Folha de S. Paulo


50 tons de preto

SÃO PAULO - "Mãe, não tem que dar dinheiro pro negão aquele?"

A mãe em questão faz parte de uma família de brasileiros brancos hospedada no mesmo hotel em que eu estava, em Nova York, na semana passada. O casal e duas filhas adolescentes, uma das quais disse a frase, apanharam um táxi chamado pelo porteiro.

Eram presumivelmente do Sul do país, pelo sotaque com que falavam.

O "negão" eu tinha conhecido na madrugada anterior, conversando nos corredores e no elevador enquanto ele me ajudava a encontrar um quarto mais silencioso. É de Gana, veio para os EUA 30 anos atrás, faz turnos de 16 horas, está cansado. "Há 30 anos, se você me falasse que eu não deveria me mudar para a América, brigaria com você. Hoje, só penso em voltar para casa", diz.

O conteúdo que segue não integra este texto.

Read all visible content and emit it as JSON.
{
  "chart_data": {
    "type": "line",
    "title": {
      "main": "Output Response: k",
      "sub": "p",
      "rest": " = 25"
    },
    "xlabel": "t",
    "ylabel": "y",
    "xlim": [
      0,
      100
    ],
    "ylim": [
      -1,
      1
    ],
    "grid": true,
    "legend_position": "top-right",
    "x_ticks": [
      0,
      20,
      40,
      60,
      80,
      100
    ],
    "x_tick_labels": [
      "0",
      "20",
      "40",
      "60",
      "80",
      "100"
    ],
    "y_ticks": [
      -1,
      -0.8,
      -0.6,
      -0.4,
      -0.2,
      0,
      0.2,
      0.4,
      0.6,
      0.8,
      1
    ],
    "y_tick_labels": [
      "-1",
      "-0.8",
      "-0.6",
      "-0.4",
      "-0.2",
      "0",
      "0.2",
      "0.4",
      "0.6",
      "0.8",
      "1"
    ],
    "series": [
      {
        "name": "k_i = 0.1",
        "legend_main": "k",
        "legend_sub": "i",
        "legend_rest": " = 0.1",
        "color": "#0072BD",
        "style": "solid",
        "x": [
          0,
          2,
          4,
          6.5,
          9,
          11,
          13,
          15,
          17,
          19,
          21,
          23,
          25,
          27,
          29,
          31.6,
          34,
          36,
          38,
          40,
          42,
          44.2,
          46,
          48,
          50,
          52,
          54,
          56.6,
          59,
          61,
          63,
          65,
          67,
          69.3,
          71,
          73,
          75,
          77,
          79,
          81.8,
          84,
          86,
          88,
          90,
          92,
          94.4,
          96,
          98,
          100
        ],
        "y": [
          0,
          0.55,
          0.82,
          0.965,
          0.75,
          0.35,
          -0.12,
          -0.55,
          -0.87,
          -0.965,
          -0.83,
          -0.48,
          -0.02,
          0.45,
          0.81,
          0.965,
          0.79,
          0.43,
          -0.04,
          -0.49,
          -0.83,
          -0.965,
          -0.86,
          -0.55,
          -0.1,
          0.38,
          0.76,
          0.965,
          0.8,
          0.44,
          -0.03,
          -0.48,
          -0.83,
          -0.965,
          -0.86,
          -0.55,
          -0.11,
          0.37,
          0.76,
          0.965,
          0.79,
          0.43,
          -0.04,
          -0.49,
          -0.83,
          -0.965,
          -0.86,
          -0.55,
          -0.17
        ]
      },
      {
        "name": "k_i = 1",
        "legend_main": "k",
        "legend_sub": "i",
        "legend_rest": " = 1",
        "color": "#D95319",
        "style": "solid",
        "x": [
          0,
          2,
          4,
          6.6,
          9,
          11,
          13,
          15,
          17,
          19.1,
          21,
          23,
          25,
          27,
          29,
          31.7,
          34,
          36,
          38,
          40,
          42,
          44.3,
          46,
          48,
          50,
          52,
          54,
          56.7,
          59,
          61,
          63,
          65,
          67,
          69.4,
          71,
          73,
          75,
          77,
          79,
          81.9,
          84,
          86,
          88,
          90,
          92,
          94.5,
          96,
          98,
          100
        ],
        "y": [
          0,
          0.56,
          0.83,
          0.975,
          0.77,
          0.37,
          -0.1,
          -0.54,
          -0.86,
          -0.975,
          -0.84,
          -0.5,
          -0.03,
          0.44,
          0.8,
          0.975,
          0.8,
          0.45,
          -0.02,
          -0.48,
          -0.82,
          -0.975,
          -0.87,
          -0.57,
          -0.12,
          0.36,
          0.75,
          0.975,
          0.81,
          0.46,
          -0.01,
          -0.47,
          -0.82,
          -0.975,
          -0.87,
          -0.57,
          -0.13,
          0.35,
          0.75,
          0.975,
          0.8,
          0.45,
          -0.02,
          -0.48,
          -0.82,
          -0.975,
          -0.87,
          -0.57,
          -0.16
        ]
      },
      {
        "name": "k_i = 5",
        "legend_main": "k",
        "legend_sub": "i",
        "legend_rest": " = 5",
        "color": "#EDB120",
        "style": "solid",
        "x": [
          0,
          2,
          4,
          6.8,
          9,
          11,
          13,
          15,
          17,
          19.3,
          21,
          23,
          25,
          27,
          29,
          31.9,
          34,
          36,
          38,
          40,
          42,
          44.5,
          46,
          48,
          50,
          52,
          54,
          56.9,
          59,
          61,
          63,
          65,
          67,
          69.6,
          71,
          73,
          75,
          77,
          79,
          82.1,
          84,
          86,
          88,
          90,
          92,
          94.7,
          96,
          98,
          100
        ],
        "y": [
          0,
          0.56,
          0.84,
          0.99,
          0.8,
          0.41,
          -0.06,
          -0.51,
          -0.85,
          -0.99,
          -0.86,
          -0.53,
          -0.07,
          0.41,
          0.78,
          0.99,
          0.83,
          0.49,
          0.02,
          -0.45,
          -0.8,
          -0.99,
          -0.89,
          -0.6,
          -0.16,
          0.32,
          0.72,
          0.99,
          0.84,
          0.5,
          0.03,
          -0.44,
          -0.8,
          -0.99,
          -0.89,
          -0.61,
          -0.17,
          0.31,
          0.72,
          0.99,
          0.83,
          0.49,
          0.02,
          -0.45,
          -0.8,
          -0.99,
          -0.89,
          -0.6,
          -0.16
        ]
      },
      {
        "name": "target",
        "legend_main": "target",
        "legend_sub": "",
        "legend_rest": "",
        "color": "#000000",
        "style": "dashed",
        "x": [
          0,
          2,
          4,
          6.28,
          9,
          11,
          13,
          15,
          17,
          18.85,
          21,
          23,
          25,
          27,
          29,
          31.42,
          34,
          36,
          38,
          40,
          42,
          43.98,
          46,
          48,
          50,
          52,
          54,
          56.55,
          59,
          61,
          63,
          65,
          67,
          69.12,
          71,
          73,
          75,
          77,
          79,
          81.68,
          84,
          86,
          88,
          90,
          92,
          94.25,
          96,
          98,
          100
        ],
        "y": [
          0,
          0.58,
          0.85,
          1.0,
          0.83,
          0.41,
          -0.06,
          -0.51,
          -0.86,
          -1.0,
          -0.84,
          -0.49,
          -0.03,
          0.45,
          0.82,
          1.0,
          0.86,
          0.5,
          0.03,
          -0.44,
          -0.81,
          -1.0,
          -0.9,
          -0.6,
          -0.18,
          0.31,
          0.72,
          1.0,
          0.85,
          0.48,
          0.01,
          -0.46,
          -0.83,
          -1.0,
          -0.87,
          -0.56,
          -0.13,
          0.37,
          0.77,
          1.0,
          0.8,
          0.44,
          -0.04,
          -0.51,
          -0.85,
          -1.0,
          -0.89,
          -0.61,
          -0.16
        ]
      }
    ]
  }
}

Cinco anos depois da eleição de Barack Obama, os EUA não estão tão "pós-raciais" quanto se esperava. Segundo pesquisa divulgada, na quinta-feira, pelo Pew Research Center, 36% da população norte-americana ainda vê "conflitos fortes ou muito fortes" entre brancos e negros, ante 39% em 2009, ano da posse.

A divisão se nota na polêmica tensa e recente em torno da palavra "nigger", termo em inglês com conotação racista para "negro" ou "preto", que pontua os diálogos do último filme de Quentin Tarantino, "Django Livre", que estreia no Brasil na sexta.

Seu uso por atores brancos, dirigidos por um branco, ainda que numa obra de ficção, foi considerado inadequado pelo movimento negro local. Tarantino se defendeu dizendo que no Estado do Mississippi pré-Guerra Civil, em meados do seculo 19, onde se passa boa parte da trama, a palavra era falada com ainda mais naturalidade.

No Brasil, somos igualitários em público e racistas no privado --a família acima não sabia que um patrício a observava. Discutir o assunto abertamente, como os americanos, nos faria bem.